Balkowitsch’s journey capturing images of Native peoples through the wet plate process began after he learned about Orlando Scott Goff. In 1881 photographer Orlando Scott Goff took the first photograph of Hukpapa Lakota leader Sitting Bull.

“With that, I found out about Ernie LaPointe, the great grandson of Sitting Bull,” Balkowitsch said. “And so 135 years later, I had him to my studio, and I captured the great grandson of Sitting Bull in the same process in the same city that Goff did.”

“Eternal Field” Wet Plate by Shane Balkowitsch

This photo became the first in Balkowitsch’s ongoing series. It also fostered a friendship that would help to connect Balkowitsch with the indigenous community in North Dakota.

“It was that friendship, and him introducing me to Native American culture and beliefs, that started this series,” Balkowitsch said. 

Balkowitsch was the first photographer allowed to photograph at the Standing Rock encampment.

“I was there really early on when the camp was just getting started, and there was a big sign at the fence that said ‘No cameras allowed,’” Balkowitsch said. “It was this friendship that I already had with the tribe that really knocked that door down.”

Balkowitsch first went to Standing Rock after hearing the stories from the protestors who came into his studio.

“If I ignored the issue, I would have had to stop what I was on,” Balkowitsch said. “These people were coming into my studio. One young lady came in who had lost the vision in her eye from being shot in the face. They were coming in and telling me these stories from the front lines.”

This friendship also allowed Balkowitsch to photograph climate activist Greta Thunberg, for his piece “Standing for us All’’ which is featured in the Human Rights Arts Festival.

“It was just one call down to Standing Rock, saying ‘If you can give me 15 minutes with Greta, I can get this captured for us,’ and sure enough, that call came through,” Balkowitsch said.

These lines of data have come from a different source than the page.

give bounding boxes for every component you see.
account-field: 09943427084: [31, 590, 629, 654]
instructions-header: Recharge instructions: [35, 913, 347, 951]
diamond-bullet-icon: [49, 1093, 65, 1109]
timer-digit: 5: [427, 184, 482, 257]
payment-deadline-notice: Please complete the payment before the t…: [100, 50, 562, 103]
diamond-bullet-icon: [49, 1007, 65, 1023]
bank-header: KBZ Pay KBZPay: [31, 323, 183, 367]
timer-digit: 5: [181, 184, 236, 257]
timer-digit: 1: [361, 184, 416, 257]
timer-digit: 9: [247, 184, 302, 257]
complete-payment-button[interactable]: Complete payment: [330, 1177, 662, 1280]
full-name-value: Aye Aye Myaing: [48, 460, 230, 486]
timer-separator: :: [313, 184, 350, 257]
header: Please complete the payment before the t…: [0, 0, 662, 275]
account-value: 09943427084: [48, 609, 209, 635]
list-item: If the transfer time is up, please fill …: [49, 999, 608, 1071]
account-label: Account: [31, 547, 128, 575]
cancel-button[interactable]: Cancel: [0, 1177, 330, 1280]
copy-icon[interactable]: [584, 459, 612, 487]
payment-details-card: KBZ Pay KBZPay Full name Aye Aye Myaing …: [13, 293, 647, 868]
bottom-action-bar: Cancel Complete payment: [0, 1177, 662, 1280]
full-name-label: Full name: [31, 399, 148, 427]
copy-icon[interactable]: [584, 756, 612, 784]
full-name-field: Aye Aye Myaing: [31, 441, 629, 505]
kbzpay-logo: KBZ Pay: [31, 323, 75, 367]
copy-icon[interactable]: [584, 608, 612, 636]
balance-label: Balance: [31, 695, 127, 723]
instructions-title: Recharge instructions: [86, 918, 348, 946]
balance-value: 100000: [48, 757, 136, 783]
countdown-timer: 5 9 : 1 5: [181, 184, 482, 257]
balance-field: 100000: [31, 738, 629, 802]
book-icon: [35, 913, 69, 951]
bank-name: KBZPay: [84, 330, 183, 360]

This work has made Balkowitsch a trusted member of the native community. Balkowitsch was granted a formal naming ceremony by the Mandan-Hidatsa-Arikara Nation, in which he was given the name “Shadow Catcher.” 

“I mean when’s the last time that a white guy was given a formal Native American name for something that he’s working on?” Balkowitsch said. “It’s never happened.”

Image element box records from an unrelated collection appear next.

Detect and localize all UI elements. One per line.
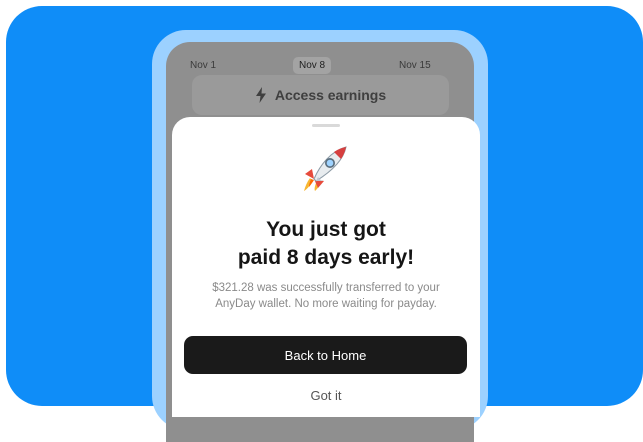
access-earnings-label: Access earnings	[274, 87, 387, 103]
date-tab-nov-15[interactable]: Nov 15	[399, 60, 431, 71]
lightning-bolt-icon	[255, 87, 266, 103]
success-description-line-1: $321.28 was successfully transferred to …	[212, 282, 440, 294]
success-description-line-2: AnyDay wallet. No more waiting for payda…	[215, 298, 437, 310]
date-tab-nov-8-selected[interactable]: Nov 8	[293, 57, 332, 74]
got-it-button[interactable]: Got it	[276, 385, 376, 407]
rocket-icon	[304, 146, 347, 191]
access-earnings-button[interactable]: Access earnings	[192, 75, 449, 115]
sheet-drag-handle[interactable]	[312, 124, 340, 127]
date-tab-nov-1[interactable]: Nov 1	[190, 60, 216, 71]
date-selector: Nov 1 Nov 8 Nov 15	[166, 54, 474, 76]
back-to-home-button[interactable]: Back to Home	[184, 336, 467, 374]
payment-success-sheet: You just got paid 8 days early! $321.28 …	[172, 117, 480, 417]
success-headline-line-2: paid 8 days early!	[237, 246, 415, 269]
back-to-home-label: Back to Home	[284, 347, 367, 363]
success-headline-line-1: You just got	[266, 218, 386, 241]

Balkowitsch acknowledged the privilege that he has as a white man, especially in how it insulates him from the struggles of Native peoples.

“I can’t ever put myself in their shoes. I can never be a minority that has been mistreated,” Balkowitsch said. “What I can do is have empathy, and what I can do is lend a hand.”

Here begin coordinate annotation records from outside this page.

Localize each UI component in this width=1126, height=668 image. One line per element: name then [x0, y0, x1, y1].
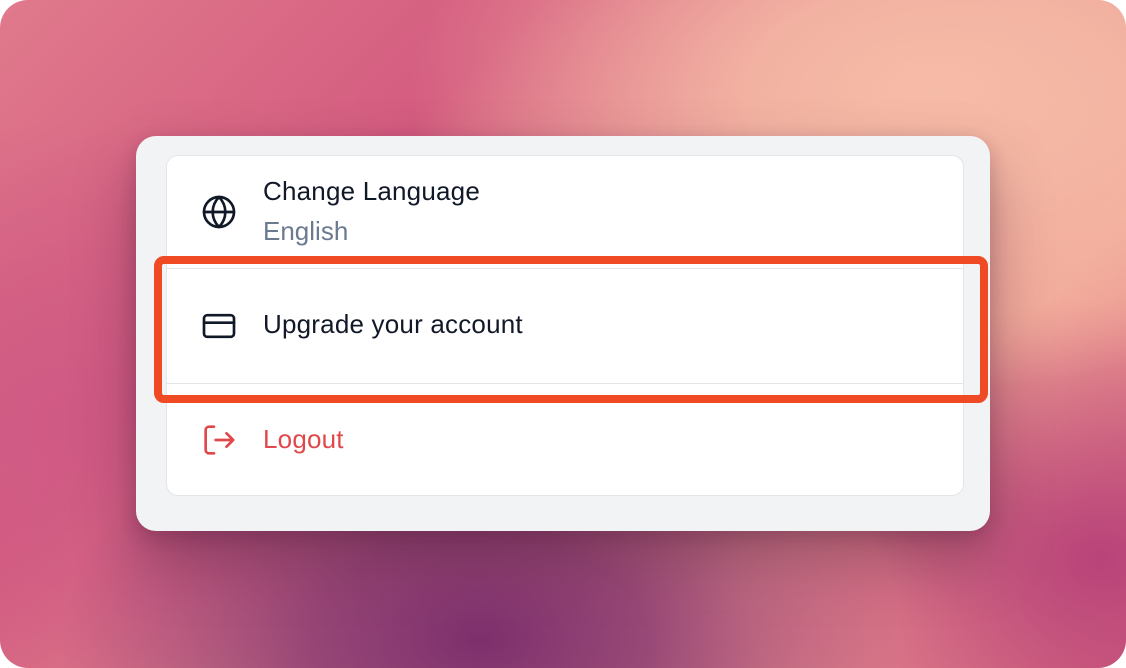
account-menu: Change Language English Upgrade your acc… [166, 155, 964, 496]
menu-item-label: Upgrade your account [263, 309, 523, 339]
logout-icon [199, 420, 239, 460]
background: Change Language English Upgrade your acc… [0, 0, 1126, 668]
menu-item-logout[interactable]: Logout [167, 384, 963, 495]
menu-item-label: Logout [263, 424, 344, 454]
menu-item-upgrade-account[interactable]: Upgrade your account [167, 268, 963, 384]
dropdown-card: Change Language English Upgrade your acc… [136, 136, 990, 531]
globe-icon [199, 192, 239, 232]
credit-card-icon [199, 306, 239, 346]
current-language: English [263, 216, 349, 246]
menu-item-change-language[interactable]: Change Language English [167, 156, 963, 268]
menu-item-label: Change Language [263, 176, 480, 206]
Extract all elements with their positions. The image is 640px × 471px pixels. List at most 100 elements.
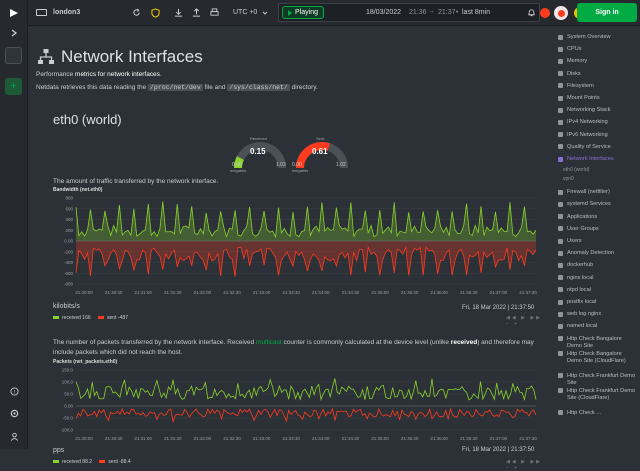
menu-item-icon [558, 71, 563, 77]
received-line [75, 378, 537, 402]
sidebar-item-mount-points[interactable]: Mount Points [558, 95, 600, 101]
sidebar-item-memory[interactable]: Memory [558, 58, 587, 64]
netdata-logo-icon[interactable] [7, 7, 21, 19]
sidebar-item-named-local[interactable]: named local [558, 323, 597, 329]
sidebar-item-label: User Groups [567, 225, 599, 232]
x-tick-label: 21:32:00 [194, 436, 212, 441]
timezone-selector[interactable]: UTC +0 [233, 9, 257, 16]
source-post: directory. [289, 84, 318, 91]
sidebar-item-label: Users [567, 238, 582, 244]
left-navigation-bar: + ! [0, 0, 28, 449]
sidebar-subitem[interactable]: vpn0 [563, 176, 574, 182]
sidebar-item-networking-stack[interactable]: Networking Stack [558, 107, 611, 113]
sidebar-item-http-check[interactable]: Http Check Frankfurt Demo Site [558, 372, 636, 387]
x-tick-label: 21:36:30 [460, 290, 478, 295]
sidebar-item-disks[interactable]: Disks [558, 71, 581, 77]
legend-received[interactable]: received 166 [53, 315, 91, 321]
settings-icon[interactable] [8, 407, 20, 419]
shield-icon[interactable] [150, 7, 161, 18]
sidebar-item-http-check[interactable]: Http Check ... [558, 409, 636, 417]
sidebar-item-label: System Overview [567, 34, 611, 40]
gauge-received-unit: megabits [230, 168, 247, 173]
x-tick-label: 21:36:00 [430, 290, 448, 295]
menu-item-icon [558, 250, 563, 256]
playing-button[interactable]: Playing [282, 6, 324, 19]
sidebar-item-system-overview[interactable]: System Overview [558, 34, 611, 40]
sidebar-item-label: Anomaly Detection [567, 250, 614, 257]
sidebar-item-http-check[interactable]: Http Check Frankfurt Demo Site (CloudFla… [558, 387, 636, 402]
y-tick-label: -100.0 [60, 428, 73, 433]
x-tick-label: 21:37:30 [519, 290, 537, 295]
multicast-link[interactable]: multicast [256, 339, 282, 346]
sidebar-item-label: named local [567, 323, 598, 330]
menu-item-icon [558, 119, 563, 125]
bandwidth-chart[interactable]: 800 600 400 200 0.00 -200 -400 -600 -80021:30:00… [38, 194, 540, 298]
alert-critical-badge[interactable] [540, 8, 550, 18]
gauge-received[interactable]: Received 0.15 0.00 1.03 megabits [228, 136, 292, 174]
sidebar-item-label: nginx local [567, 274, 594, 281]
bandwidth-legend: received 166 sent -487 [53, 315, 128, 321]
sidebar-item-postfix-local[interactable]: postfix local [558, 299, 596, 305]
sidebar-item-firewall-netfilter-[interactable]: Firewall (netfilter) [558, 189, 610, 195]
sidebar-item-users[interactable]: Users [558, 238, 582, 244]
chevron-down-icon[interactable] [261, 8, 269, 18]
y-tick-label: 100.0 [62, 380, 74, 385]
gauge-received-max: 1.03 [276, 162, 286, 168]
sidebar-item-nginx-local[interactable]: nginx local [558, 275, 593, 281]
x-tick-label: 21:37:00 [490, 436, 508, 441]
sidebar-item-http-check[interactable]: Http Check Bangalore Demo Site [558, 335, 636, 350]
sidebar-item-applications[interactable]: Applications [558, 214, 597, 220]
sidebar-item-network-interfaces[interactable]: Network Interfaces [558, 156, 614, 162]
x-tick-label: 21:34:00 [312, 436, 330, 441]
sidebar-item-ntpd-local[interactable]: ntpd local [558, 287, 591, 293]
legend-received-pps[interactable]: received 88.2 [53, 459, 92, 465]
x-tick-label: 21:32:00 [194, 290, 212, 295]
menu-item-icon [558, 107, 563, 113]
menu-item-icon [558, 214, 563, 220]
sidebar-item-ipv6-networking[interactable]: IPv6 Networking [558, 132, 608, 138]
duration-label: last 8min [462, 9, 491, 16]
sidebar-item-label: Disks [567, 70, 581, 77]
download-icon[interactable] [173, 7, 184, 18]
sidebar-item-label: Networking Stack [567, 107, 611, 114]
x-tick-label: 21:31:30 [164, 436, 182, 441]
help-icon[interactable]: ! [8, 385, 20, 397]
menu-item-icon [558, 287, 563, 293]
sidebar-item-user-groups[interactable]: User Groups [558, 226, 599, 232]
gauge-sent[interactable]: Sent 0.61 0.00 1.02 megabits [290, 136, 354, 174]
sidebar-subitem[interactable]: eth0 (world) [563, 167, 589, 173]
print-icon[interactable] [209, 7, 220, 18]
sidebar-item-dockerhub[interactable]: dockerhub [558, 262, 593, 268]
chart-toolbar-2[interactable]: ◀◀ ▶ ▶▶ − + [506, 459, 548, 471]
alert-warning-dot [557, 9, 565, 17]
sidebar-item-web-log-nginx[interactable]: web log nginx [558, 311, 601, 317]
sidebar-item-quality-of-service[interactable]: Quality of Service [558, 144, 611, 150]
packets-legend: received 88.2 sent -88.4 [53, 459, 131, 465]
page-title: Network Interfaces [61, 47, 203, 66]
sign-in-button[interactable]: Sign in [577, 3, 637, 22]
chevron-right-icon[interactable] [8, 28, 20, 38]
upload-icon[interactable] [191, 7, 202, 18]
alert-warning-badge[interactable] [554, 6, 568, 20]
sidebar-item-systemd-services[interactable]: systemd Services [558, 201, 611, 207]
sidebar-item-filesystem[interactable]: Filesystem [558, 83, 594, 89]
y-tick-label: 400 [65, 217, 73, 222]
refresh-icon[interactable] [131, 7, 142, 18]
space-avatar[interactable] [5, 47, 22, 64]
sidebar-item-anomaly-detection[interactable]: Anomaly Detection [558, 250, 614, 256]
legend-sent[interactable]: sent -487 [98, 315, 128, 321]
sidebar-item-http-check[interactable]: Http Check Bangalore Demo Site (CloudFla… [558, 350, 636, 365]
sidebar-item-cpus[interactable]: CPUs [558, 46, 582, 52]
bell-icon[interactable] [526, 7, 537, 18]
user-icon[interactable] [8, 430, 20, 442]
space-name[interactable]: london3 [53, 9, 80, 16]
add-space-button[interactable]: + [5, 78, 22, 95]
section-title: eth0 (world) [53, 112, 122, 127]
packets-chart[interactable]: 150.0 100.0 50.0 0.00 -50.0 -100.021:30:00 21:… [38, 366, 540, 444]
menu-item-icon [558, 34, 563, 40]
sidebar-item-ipv4-networking[interactable]: IPv4 Networking [558, 119, 608, 125]
packets-desc-mid: counter is commonly calculated at the de… [281, 339, 451, 346]
desc-bold: metrics for network interfaces [75, 71, 160, 78]
chart-toolbar[interactable]: ◀◀ ▶ ▶▶ − + [506, 315, 548, 327]
legend-sent-pps[interactable]: sent -88.4 [99, 459, 131, 465]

Balkowitsch hopes that his work can help to illuminate the problems with white supremacy in North Dakota, especially in light of recent protests and attacks on his work.

“You have to acknowledge that,” Balkowitsch said of North Dakota’s history with white supremacy. “It should mean something that you can say that, and that I can say that, because I was f- – – – – – raised here. This is my town … it gave me no pleasure to drag the Bismarck name through the mud these last couple of weeks, but maybe it had to be done.”

Balkowitsch has also faced personal threats for continuing to pursue social justice through his work. Over the past few weeks, he has faced direct harassment for a mural of his work in Bismarck, North Dakota.

“Did I expect this? Did I expect harassment? Did I expect stories calling me a Nazi?” Balkowitsch asked. “Did I expect someone calling into a restaurant while I was out to dinner with my friends, and the waitress would bring over the phone and ask ‘Are you Shane Balkowitsch?’ and I would take the phone and the person would hang up? Did I expect that threat on that night? No, but I’ll be damned if I’m going to cower from that.”

Balkowitsch said that it has been difficult to fight this harassment, but he does have something that his harassers don’t.

“My weapon is my art,” Balkowitsch said. “And my detractors don’t have that weapon.”